La reine Adèle, mère de Philippe, roi de France, mourut à Paris, et fut enterrée en Bourgogne à Pontion, auprès de feu son père Thibaut, comte de Champagne et de Blois. Jean, roi d’Angleterre, passa en Aquitaine, et amena avec lui d’innombrables troupes vers La Rochelle. Philippe, roi de France, marcha à sa rencontre avec de grandes forces. Les deux armées n’étant pas loin l’une de l’autre, il ne s’engagea cependant aucun combat ; Jean, roi d’Angleterre, voyant ses provisions épuisées, laissa là l’expédition, et fut forcé de s’en retourner sans avoir réussi. Othon, qui avait long-temps disputé, au sujet de l’Empire, contre Philippe, roi des Romains, abandonné de ses partisans, demeurait à Cologne, seule ville qui lui fût favorable. Mais Philippe assiégea Cologne ; les citoyens étant sortis pour combattre, furent vaillamment repoussés ; et Othon ayant été honteusement mis en fuite, Cologne se rendit à Philippe.
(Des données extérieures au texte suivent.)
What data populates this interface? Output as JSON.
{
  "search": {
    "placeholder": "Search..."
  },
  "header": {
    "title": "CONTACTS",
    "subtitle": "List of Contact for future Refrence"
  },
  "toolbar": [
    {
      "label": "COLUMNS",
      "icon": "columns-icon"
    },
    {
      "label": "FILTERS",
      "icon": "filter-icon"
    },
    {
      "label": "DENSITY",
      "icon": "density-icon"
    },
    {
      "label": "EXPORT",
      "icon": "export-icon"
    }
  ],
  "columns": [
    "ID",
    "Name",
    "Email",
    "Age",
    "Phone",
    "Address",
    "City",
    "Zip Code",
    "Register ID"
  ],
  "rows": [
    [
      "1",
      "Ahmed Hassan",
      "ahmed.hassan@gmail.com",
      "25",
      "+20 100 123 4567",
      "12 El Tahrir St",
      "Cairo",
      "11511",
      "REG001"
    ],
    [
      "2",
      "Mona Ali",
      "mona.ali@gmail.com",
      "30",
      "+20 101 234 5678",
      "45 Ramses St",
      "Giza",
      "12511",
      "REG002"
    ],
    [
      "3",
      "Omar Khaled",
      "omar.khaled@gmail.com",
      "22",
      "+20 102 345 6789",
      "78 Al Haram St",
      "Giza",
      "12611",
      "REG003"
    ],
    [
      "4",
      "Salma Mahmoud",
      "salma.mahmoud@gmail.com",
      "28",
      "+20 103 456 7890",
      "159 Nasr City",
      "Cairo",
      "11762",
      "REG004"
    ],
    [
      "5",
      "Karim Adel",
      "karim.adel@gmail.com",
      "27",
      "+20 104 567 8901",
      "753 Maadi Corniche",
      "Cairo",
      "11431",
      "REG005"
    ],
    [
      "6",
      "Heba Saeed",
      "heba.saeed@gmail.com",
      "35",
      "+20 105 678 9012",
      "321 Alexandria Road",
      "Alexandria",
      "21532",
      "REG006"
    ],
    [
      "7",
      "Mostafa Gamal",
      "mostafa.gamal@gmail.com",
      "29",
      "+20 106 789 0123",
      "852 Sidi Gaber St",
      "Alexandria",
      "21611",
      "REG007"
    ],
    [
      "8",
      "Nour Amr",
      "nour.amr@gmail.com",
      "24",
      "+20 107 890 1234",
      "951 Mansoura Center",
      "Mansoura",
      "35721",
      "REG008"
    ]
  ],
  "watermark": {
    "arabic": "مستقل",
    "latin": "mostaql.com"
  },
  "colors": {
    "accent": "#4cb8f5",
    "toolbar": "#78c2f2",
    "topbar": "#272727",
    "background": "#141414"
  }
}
Comme à Constantinople on n’avait aucune certitude sur la mort ou sur la vie de l’empereur Baudouin, les Français et les Latins élevèrent au trône de l’Empire et couronnèrent Henri, son frère, jeune homme d’une très-grande bravoure. Dans le même temps, un certain clerc, nommé Galon, revenant de Constantinople dans son pays, apporta en France avec lui la partie antérieure de la tête de saint Jean-Baptiste, et en fit présent à l’église d’Amiens. La veille de Saint-Nicolas, chose peu commune en hiver, le tonnerre gronda, des éclairs brillèrent, et dans beaucoup d’endroits, des édifices en furent consumés. Il s’ensuivit de tels torrens de pluie qu’il n’y avait personne de cette époque qui dît avoir jamais vu fondre un tel déluge et inondation. La Seine, à Paris, brisa trois arches du Petit-Pont, renversa en cette ville un grand nombre de maisons, et causa ailleurs beaucoup de dommages. Barthélémy, archevêque de Tours, mourut, et eut pour successeur Geoffroi de Lande.